Historically, scientists have had a hard time studying early brain development because of how difficult it is to obtain fetal-tissue samples or examine the fetus in utero. However, this may soon change as scientists have grown ‘mini brains’ in dishes that have spontaneously produced human-like brainwaves with electrical patterns quite similar to those found in premature babies.

This was made possible thanks to the efforts of researchers led by neuroscientist Alysson Muotri of the University of California, who coaxed human stem cells to form tissue from the cortex. This is a region of the brain that controls cognition and interprets sensory information. The team grew hundreds of brain organoids (tiny, self-organized three-dimensional tissue cultures that are derived from stem cells) over a period of 10 months, testing individual cells to confirm that they expressed the same collection of genes seen in typical developing human brains.

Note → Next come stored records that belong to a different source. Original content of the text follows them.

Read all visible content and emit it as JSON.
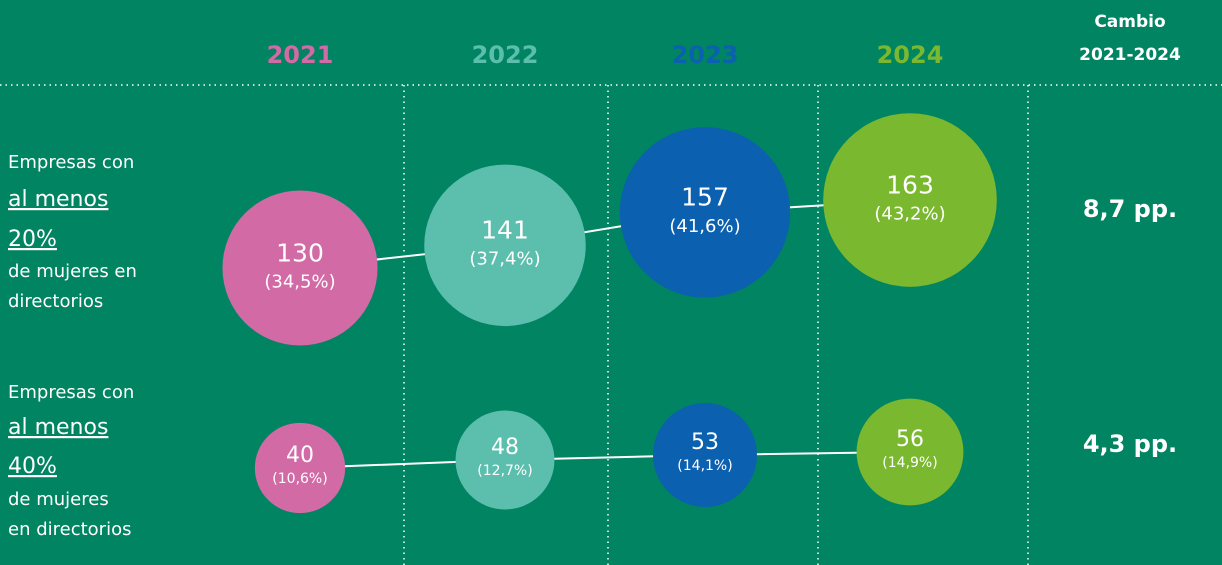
{
  "chart_data": {
    "type": "bubble",
    "categories": [
      "2021",
      "2022",
      "2023",
      "2024"
    ],
    "category_colors": [
      "#d26aa6",
      "#5cbfad",
      "#0b60b0",
      "#7ab82f"
    ],
    "change_header": [
      "Cambio",
      "2021-2024"
    ],
    "series": [
      {
        "label_intro": "Empresas con",
        "label_emphasis": [
          "al menos",
          "20%"
        ],
        "label_outro": [
          "de mujeres en",
          "directorios"
        ],
        "values": [
          130,
          141,
          157,
          163
        ],
        "percents": [
          34.5,
          37.4,
          41.6,
          43.2
        ],
        "percent_labels": [
          "(34,5%)",
          "(37,4%)",
          "(41,6%)",
          "(43,2%)"
        ],
        "change_label": "8,7 pp."
      },
      {
        "label_intro": "Empresas con",
        "label_emphasis": [
          "al menos",
          "40%"
        ],
        "label_outro": [
          "de mujeres",
          "en directorios"
        ],
        "values": [
          40,
          48,
          53,
          56
        ],
        "percents": [
          10.6,
          12.7,
          14.1,
          14.9
        ],
        "percent_labels": [
          "(10,6%)",
          "(12,7%)",
          "(14,1%)",
          "(14,9%)"
        ],
        "change_label": "4,3 pp."
      }
    ]
  }
}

The group presented their work at the Society for Neuroscience meeting in San Diego this month.

Read more: Scientists grow human retinas in dishes

Muotri and her team continuously recorded electroencephalogram (EEG) activity across the surface of the mini-brains. It was found that by six months, they were firing at a higher rate than brain organoids created previously and resembled firing patterns of babies born 25-39 weeks post-conception.

However, Muotri clarifies that the organoids are not close to being real human brains as they don’t contain all the cell types found in the cortex and don’t connect to other brain regions.

Regardless, the researchers continue to work to grow the organoids for longer to determine whether they will continue to mature. They also plan to explore whether the organoids can function like a normal cortex by hooking them up to organoids that simulate other parts of the human body.

Christof Koch, president and chief scientific officer of the Allen Institute for Brain Science in Seattle, Washington has said the project raises ethical questions about whether organoids could develop consciousness. “The closer they get to the preterm infant, the more we should worry,” he said.